Der Magistrat Graz, Sozialamt, habe in der Folge Erhebungen eingeleitet, um das Vorliegen der Voraussetzungen für einen Rückersatzanspruch gemäß § 31 Steiermärkisches Sozialhilfegesetz (Stmk. SHG) zu prüfen. Am 1. Juli 2005 sei seitens des Sozialamtes ein Verbesserungsauftrag gemäß § 13 Abs. 3 AVG an die Beschwerdeführerin mit dem Ersuchen ergangen, die finanzielle Hilfsbedürftigkeit entsprechend zu präzisieren, weil diese mit der Antragstellung nicht schlüssig glaubhaft gemacht worden sei. Laut Aktenvorgang sei auf diesen Verbesserungsauftrag seitens der Beschwerdeführerin nicht reagiert worden. Vom Magistrat Graz, Sozialamt, sei innerhalb der Frist von sechs Monaten kein Bescheid ausgestellt worden bzw. wäre im Gegenständlichen der Antrag gemäß § 13 Abs. 3 AVG zurückzuweisen gewesen.
Da sich im gesamten Aktenvorgang kein Auszug aus der Krankengeschichte, Befund oder ähnliches befinde, sei ein Arztbrief angefordert worden. Aus dem übermittelten Arztbrief gehe hervor, dass die Aufnahme "bei seit mehr als sechs Wochen bestehenden Unterbauchbeschwerden" erfolgt sei.

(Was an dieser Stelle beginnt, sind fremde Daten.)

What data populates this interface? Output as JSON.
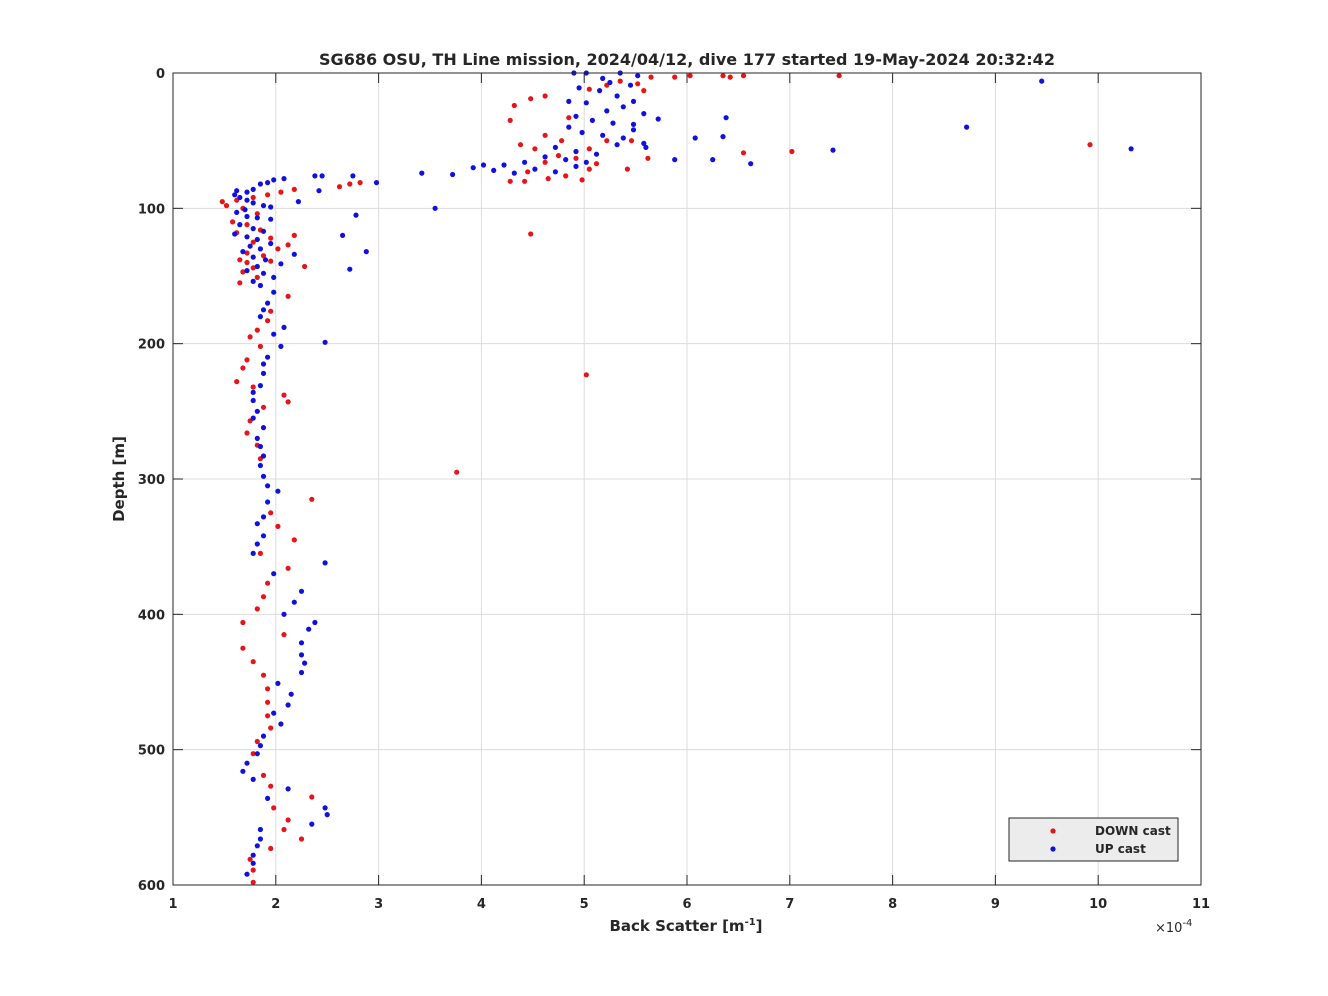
{
  "chart_data": {
    "type": "scatter",
    "title": "SG686 OSU, TH Line mission, 2024/04/12, dive 177 started 19-May-2024 20:32:42",
    "xlabel_main": "Back Scatter [m",
    "xlabel_sup": "-1",
    "xlabel_close": "]",
    "ylabel": "Depth [m]",
    "x_multiplier_base": "×10",
    "x_multiplier_exp": "-4",
    "xlim": [
      1,
      11
    ],
    "ylim": [
      0,
      600
    ],
    "y_reversed": true,
    "grid": true,
    "legend_placement": "bottom-right",
    "x_ticks": [
      "1",
      "2",
      "3",
      "4",
      "5",
      "6",
      "7",
      "8",
      "9",
      "10",
      "11"
    ],
    "y_ticks": [
      "0",
      "100",
      "200",
      "300",
      "400",
      "500",
      "600"
    ],
    "series": [
      {
        "name": "DOWN cast",
        "color": "#e8141a",
        "points": [
          [
            7.48,
            2
          ],
          [
            6.55,
            2
          ],
          [
            6.42,
            3
          ],
          [
            6.03,
            2
          ],
          [
            5.88,
            3
          ],
          [
            5.65,
            3
          ],
          [
            6.35,
            2
          ],
          [
            5.52,
            8
          ],
          [
            5.35,
            6
          ],
          [
            5.22,
            9
          ],
          [
            5.58,
            13
          ],
          [
            5.05,
            12
          ],
          [
            4.62,
            17
          ],
          [
            4.48,
            19
          ],
          [
            4.32,
            24
          ],
          [
            4.28,
            35
          ],
          [
            4.85,
            33
          ],
          [
            4.62,
            46
          ],
          [
            4.38,
            53
          ],
          [
            4.52,
            56
          ],
          [
            4.78,
            50
          ],
          [
            5.22,
            50
          ],
          [
            5.46,
            50
          ],
          [
            5.05,
            56
          ],
          [
            4.75,
            61
          ],
          [
            4.92,
            63
          ],
          [
            5.12,
            67
          ],
          [
            5.05,
            71
          ],
          [
            4.62,
            66
          ],
          [
            4.45,
            73
          ],
          [
            4.28,
            80
          ],
          [
            4.42,
            80
          ],
          [
            4.65,
            78
          ],
          [
            4.82,
            76
          ],
          [
            4.98,
            79
          ],
          [
            5.42,
            71
          ],
          [
            5.62,
            63
          ],
          [
            6.55,
            59
          ],
          [
            7.02,
            58
          ],
          [
            9.92,
            53
          ],
          [
            4.48,
            119
          ],
          [
            5.02,
            223
          ],
          [
            3.76,
            295
          ],
          [
            2.82,
            81
          ],
          [
            2.72,
            82
          ],
          [
            2.62,
            84
          ],
          [
            2.18,
            86
          ],
          [
            2.05,
            88
          ],
          [
            1.92,
            90
          ],
          [
            1.78,
            92
          ],
          [
            1.62,
            94
          ],
          [
            1.48,
            95
          ],
          [
            1.52,
            98
          ],
          [
            1.68,
            100
          ],
          [
            1.82,
            104
          ],
          [
            1.58,
            110
          ],
          [
            1.72,
            112
          ],
          [
            1.85,
            116
          ],
          [
            1.62,
            118
          ],
          [
            2.18,
            120
          ],
          [
            1.95,
            122
          ],
          [
            1.78,
            125
          ],
          [
            2.12,
            127
          ],
          [
            2.02,
            130
          ],
          [
            1.72,
            133
          ],
          [
            1.88,
            135
          ],
          [
            2.28,
            143
          ],
          [
            1.65,
            138
          ],
          [
            1.95,
            139
          ],
          [
            1.72,
            140
          ],
          [
            1.78,
            144
          ],
          [
            1.68,
            147
          ],
          [
            1.82,
            151
          ],
          [
            1.65,
            155
          ],
          [
            2.12,
            165
          ],
          [
            1.95,
            176
          ],
          [
            1.92,
            183
          ],
          [
            1.82,
            190
          ],
          [
            1.75,
            195
          ],
          [
            1.85,
            202
          ],
          [
            1.72,
            212
          ],
          [
            1.68,
            218
          ],
          [
            1.62,
            228
          ],
          [
            1.78,
            232
          ],
          [
            2.08,
            238
          ],
          [
            2.12,
            243
          ],
          [
            1.88,
            247
          ],
          [
            1.75,
            257
          ],
          [
            1.72,
            266
          ],
          [
            1.82,
            275
          ],
          [
            1.85,
            285
          ],
          [
            2.35,
            315
          ],
          [
            1.95,
            325
          ],
          [
            2.02,
            335
          ],
          [
            2.18,
            345
          ],
          [
            1.85,
            355
          ],
          [
            2.12,
            366
          ],
          [
            1.92,
            377
          ],
          [
            1.88,
            387
          ],
          [
            1.82,
            396
          ],
          [
            1.68,
            406
          ],
          [
            2.08,
            415
          ],
          [
            1.68,
            425
          ],
          [
            1.78,
            435
          ],
          [
            1.88,
            445
          ],
          [
            1.92,
            455
          ],
          [
            1.92,
            465
          ],
          [
            1.92,
            475
          ],
          [
            1.95,
            484
          ],
          [
            1.82,
            494
          ],
          [
            1.78,
            503
          ],
          [
            1.88,
            519
          ],
          [
            1.95,
            527
          ],
          [
            2.35,
            535
          ],
          [
            1.98,
            543
          ],
          [
            2.12,
            552
          ],
          [
            2.08,
            559
          ],
          [
            2.25,
            566
          ],
          [
            1.95,
            573
          ],
          [
            1.75,
            581
          ],
          [
            1.78,
            589
          ],
          [
            1.78,
            598
          ]
        ]
      },
      {
        "name": "UP cast",
        "color": "#1010e0",
        "points": [
          [
            9.45,
            6
          ],
          [
            8.72,
            40
          ],
          [
            10.32,
            56
          ],
          [
            7.42,
            57
          ],
          [
            6.62,
            67
          ],
          [
            6.25,
            64
          ],
          [
            6.38,
            33
          ],
          [
            6.35,
            47
          ],
          [
            6.08,
            48
          ],
          [
            5.88,
            64
          ],
          [
            5.72,
            34
          ],
          [
            5.6,
            55
          ],
          [
            5.48,
            38
          ],
          [
            4.9,
            0
          ],
          [
            5.02,
            0
          ],
          [
            5.35,
            0
          ],
          [
            5.52,
            2
          ],
          [
            5.18,
            4
          ],
          [
            5.25,
            7
          ],
          [
            5.45,
            9
          ],
          [
            4.95,
            11
          ],
          [
            5.15,
            13
          ],
          [
            5.32,
            17
          ],
          [
            5.48,
            21
          ],
          [
            4.85,
            21
          ],
          [
            5.02,
            22
          ],
          [
            5.22,
            28
          ],
          [
            5.38,
            25
          ],
          [
            5.58,
            30
          ],
          [
            4.92,
            32
          ],
          [
            5.08,
            35
          ],
          [
            5.28,
            37
          ],
          [
            5.48,
            42
          ],
          [
            4.85,
            40
          ],
          [
            4.98,
            44
          ],
          [
            5.18,
            46
          ],
          [
            5.38,
            48
          ],
          [
            5.58,
            52
          ],
          [
            4.72,
            55
          ],
          [
            4.92,
            58
          ],
          [
            5.12,
            60
          ],
          [
            5.32,
            53
          ],
          [
            4.62,
            62
          ],
          [
            4.82,
            64
          ],
          [
            5.02,
            66
          ],
          [
            4.42,
            66
          ],
          [
            4.22,
            68
          ],
          [
            4.02,
            68
          ],
          [
            3.92,
            70
          ],
          [
            4.12,
            72
          ],
          [
            4.32,
            74
          ],
          [
            4.52,
            71
          ],
          [
            4.72,
            73
          ],
          [
            4.92,
            69
          ],
          [
            3.72,
            75
          ],
          [
            3.42,
            74
          ],
          [
            2.98,
            81
          ],
          [
            2.75,
            76
          ],
          [
            2.45,
            76
          ],
          [
            2.38,
            76
          ],
          [
            2.42,
            87
          ],
          [
            2.78,
            105
          ],
          [
            2.65,
            120
          ],
          [
            2.88,
            132
          ],
          [
            2.72,
            145
          ],
          [
            3.55,
            100
          ],
          [
            2.22,
            95
          ],
          [
            2.08,
            78
          ],
          [
            1.98,
            79
          ],
          [
            1.92,
            81
          ],
          [
            1.85,
            82
          ],
          [
            1.78,
            86
          ],
          [
            1.72,
            88
          ],
          [
            1.62,
            87
          ],
          [
            1.6,
            90
          ],
          [
            1.65,
            92
          ],
          [
            1.72,
            94
          ],
          [
            1.78,
            96
          ],
          [
            1.88,
            98
          ],
          [
            1.95,
            99
          ],
          [
            1.7,
            101
          ],
          [
            1.62,
            103
          ],
          [
            1.72,
            106
          ],
          [
            1.82,
            107
          ],
          [
            1.95,
            108
          ],
          [
            1.65,
            112
          ],
          [
            1.78,
            115
          ],
          [
            1.88,
            117
          ],
          [
            1.6,
            119
          ],
          [
            1.72,
            121
          ],
          [
            1.82,
            123
          ],
          [
            1.95,
            126
          ],
          [
            1.75,
            128
          ],
          [
            1.85,
            130
          ],
          [
            1.68,
            132
          ],
          [
            2.18,
            134
          ],
          [
            1.78,
            136
          ],
          [
            1.9,
            138
          ],
          [
            2.05,
            141
          ],
          [
            1.82,
            143
          ],
          [
            1.72,
            146
          ],
          [
            1.88,
            148
          ],
          [
            1.98,
            151
          ],
          [
            1.78,
            154
          ],
          [
            1.85,
            157
          ],
          [
            1.98,
            162
          ],
          [
            1.92,
            170
          ],
          [
            1.88,
            175
          ],
          [
            1.85,
            180
          ],
          [
            2.08,
            188
          ],
          [
            1.98,
            193
          ],
          [
            2.05,
            202
          ],
          [
            1.92,
            210
          ],
          [
            1.88,
            215
          ],
          [
            1.88,
            222
          ],
          [
            1.85,
            231
          ],
          [
            1.78,
            236
          ],
          [
            1.78,
            242
          ],
          [
            1.82,
            250
          ],
          [
            1.78,
            255
          ],
          [
            1.88,
            262
          ],
          [
            1.82,
            270
          ],
          [
            1.85,
            276
          ],
          [
            1.88,
            283
          ],
          [
            1.85,
            290
          ],
          [
            1.88,
            298
          ],
          [
            1.92,
            305
          ],
          [
            2.02,
            309
          ],
          [
            1.92,
            317
          ],
          [
            1.88,
            328
          ],
          [
            1.82,
            333
          ],
          [
            1.88,
            342
          ],
          [
            1.82,
            348
          ],
          [
            1.78,
            355
          ],
          [
            2.48,
            362
          ],
          [
            1.98,
            370
          ],
          [
            2.25,
            383
          ],
          [
            2.18,
            391
          ],
          [
            2.08,
            400
          ],
          [
            2.38,
            406
          ],
          [
            2.32,
            411
          ],
          [
            2.25,
            421
          ],
          [
            2.25,
            430
          ],
          [
            2.28,
            436
          ],
          [
            2.25,
            443
          ],
          [
            2.02,
            451
          ],
          [
            2.15,
            459
          ],
          [
            2.12,
            467
          ],
          [
            1.98,
            473
          ],
          [
            2.05,
            481
          ],
          [
            1.88,
            490
          ],
          [
            1.85,
            497
          ],
          [
            1.82,
            503
          ],
          [
            1.72,
            510
          ],
          [
            1.68,
            516
          ],
          [
            1.78,
            522
          ],
          [
            2.12,
            529
          ],
          [
            1.92,
            536
          ],
          [
            2.48,
            543
          ],
          [
            2.5,
            548
          ],
          [
            2.35,
            555
          ],
          [
            1.85,
            559
          ],
          [
            1.85,
            566
          ],
          [
            1.82,
            571
          ],
          [
            1.78,
            578
          ],
          [
            1.78,
            584
          ],
          [
            1.72,
            592
          ],
          [
            2.48,
            199
          ]
        ]
      }
    ]
  }
}
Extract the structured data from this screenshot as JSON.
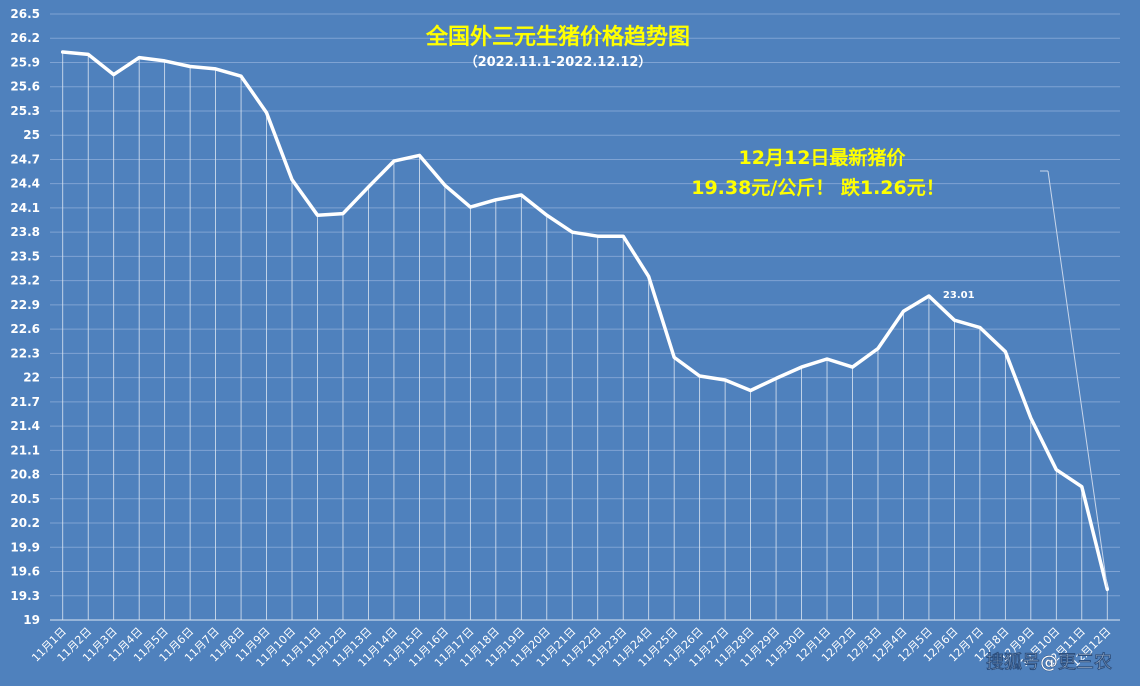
{
  "chart_data": {
    "type": "line",
    "title": "全国外三元生猪价格趋势图",
    "subtitle": "（2022.11.1-2022.12.12）",
    "annotation_line1": "12月12日最新猪价",
    "annotation_line2": "19.38元/公斤！ 跌1.26元！",
    "peak_label": "23.01",
    "watermark": "搜狐号@更三农",
    "ylim": [
      19,
      26.5
    ],
    "yticks": [
      "26.5",
      "26.2",
      "25.9",
      "25.6",
      "25.3",
      "25",
      "24.7",
      "24.4",
      "24.1",
      "23.8",
      "23.5",
      "23.2",
      "22.9",
      "22.6",
      "22.3",
      "22",
      "21.7",
      "21.4",
      "21.1",
      "20.8",
      "20.5",
      "20.2",
      "19.9",
      "19.6",
      "19.3",
      "19"
    ],
    "categories": [
      "11月1日",
      "11月2日",
      "11月3日",
      "11月4日",
      "11月5日",
      "11月6日",
      "11月7日",
      "11月8日",
      "11月9日",
      "11月10日",
      "11月11日",
      "11月12日",
      "11月13日",
      "11月14日",
      "11月15日",
      "11月16日",
      "11月17日",
      "11月18日",
      "11月19日",
      "11月20日",
      "11月21日",
      "11月22日",
      "11月23日",
      "11月24日",
      "11月25日",
      "11月26日",
      "11月27日",
      "11月28日",
      "11月29日",
      "11月30日",
      "12月1日",
      "12月2日",
      "12月3日",
      "12月4日",
      "12月5日",
      "12月6日",
      "12月7日",
      "12月8日",
      "12月9日",
      "12月10日",
      "12月11日",
      "12月12日"
    ],
    "values": [
      26.03,
      26.0,
      25.75,
      25.96,
      25.92,
      25.85,
      25.82,
      25.73,
      25.28,
      24.45,
      24.01,
      24.03,
      24.36,
      24.68,
      24.75,
      24.38,
      24.11,
      24.2,
      24.26,
      24.01,
      23.8,
      23.75,
      23.75,
      23.25,
      22.25,
      22.02,
      21.97,
      21.84,
      21.99,
      22.13,
      22.23,
      22.13,
      22.36,
      22.82,
      23.01,
      22.71,
      22.62,
      22.32,
      21.5,
      20.86,
      20.65,
      19.38
    ],
    "grid": true,
    "colors": {
      "background": "#4f81bd",
      "line": "#ffffff",
      "title": "#ffff00",
      "grid": "#7fa3d3"
    }
  }
}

Der Verbesserungsauftrag sei nach Ansicht der belangten Behörde zu Recht erfolgt, weil mit den mit dem Antrag übermittelten Unterlagen eine Hilfsbedürftigkeit nicht schlüssig glaubhaft gemacht worden sei. Im Gegenständlichen wäre in der Folge vom Magistrat Graz, Sozialamt, der Antrag der Beschwerdeführerin vom 21. Juni 2005 gemäß § 13 Abs. 3 AVG nach Ablauf der gestellten Frist mit Bescheid abzuweisen gewesen. Weiters liege für einen Rückerstattungsanspruch gemäß § 31 Stmk. SHG im Gegenständlichen die Voraussetzung gemäß Abs. 1 lit. b leg. cit. nicht vor: Laut dem vorgelegten Arztbrief habe die Patientin schon seit mehr als sechs Wochen Unterbauchbeschwerden gehabt. Es sei somit keine akute Notfallbehandlung vorgelegen, es wäre der Patientin zumutbar gewesen, einen Antrag beim Magistrat Graz, Sozialamt, zu stellen. Für einen Rückersatzanspruch gemäß § 31 Stmk. SHG müssten alle Voraussetzungen zutreffen und es mangle im gegenständlichen Fall am Erfordernis des § 31 Abs. 1 lit. b Stmk. SHG.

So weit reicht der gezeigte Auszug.